As an example, even though you have stringent lockout/tagout and safe work procedures, there is always something to learn about making them better. It isn’t good enough to just have maintenance procedures. Since you deployed Hexagon’s Knowledge Management System (AcceleratorKMS), you can now incorporate video demonstrations into those procedures. Last month, you looked into a case at another company where technicians, who were working on the instrumentation portion of a control valve, were accidentally sprayed with hot acid. Their work did not require taking the valve itself apart, only removing the actuator. But doing that incorrectly could and did cause the valve to leak. The right way to do the job was not obvious unless the technician had experience. Some might say “Always read the valve’s manual first!” Sure, in an ideal world, but you live in the real world.

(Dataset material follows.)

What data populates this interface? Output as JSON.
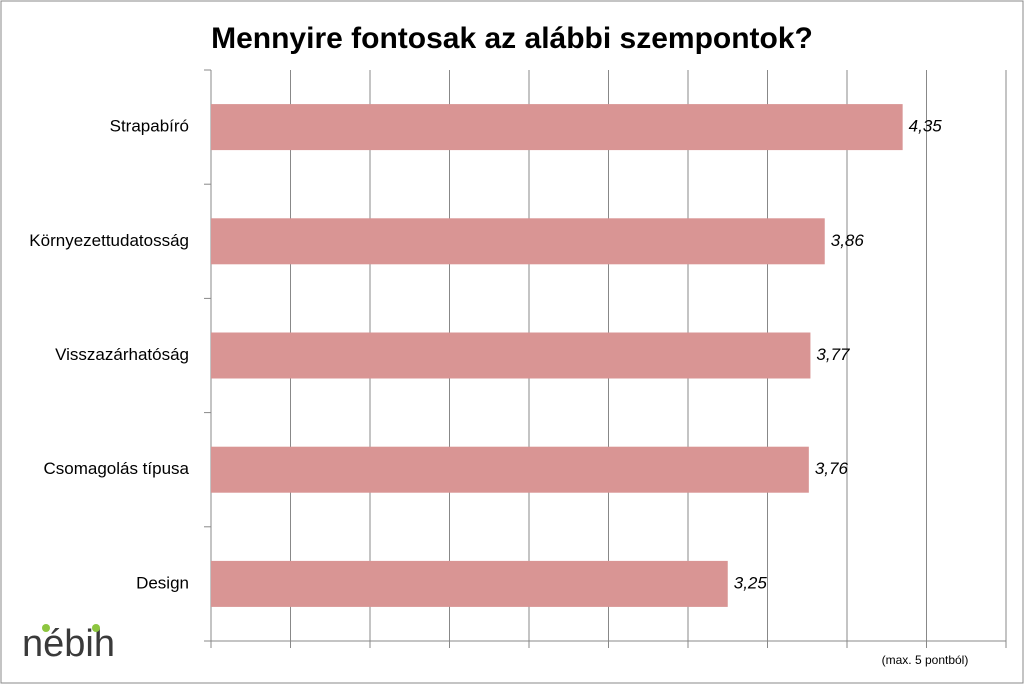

Your team investigated and found all of the similar valves in your plant. This didn’t take weeks; it was easy since all plant P&IDs and other design records are now digitally searchable using Hexagon technology. So, videos were made of the correct way to work on them, then the videos were incorporated into maintenance checklist procedures. Signs were also made and hung on every valve, mandating a video review before working on them.
You are once again surprised about how quickly you can come into the office and attain a thorough understanding of the state of the plant, even after this long holiday weekend. And you know that all of your production unit managers, and their staff, are looking at the same data in even more detail. Departmental alignment towards achieving plant goals has never been better.
OK, time now to go to that capital project review meeting. There are some major unit expansions in the planning stages. And your site was chosen for them because (you were told) corporate management was impressed at how “on top of things” your management team was. You think to yourself “This is still a lot of fun. All the action is here. Do I really want a higher-level job at headquarters if they ask?”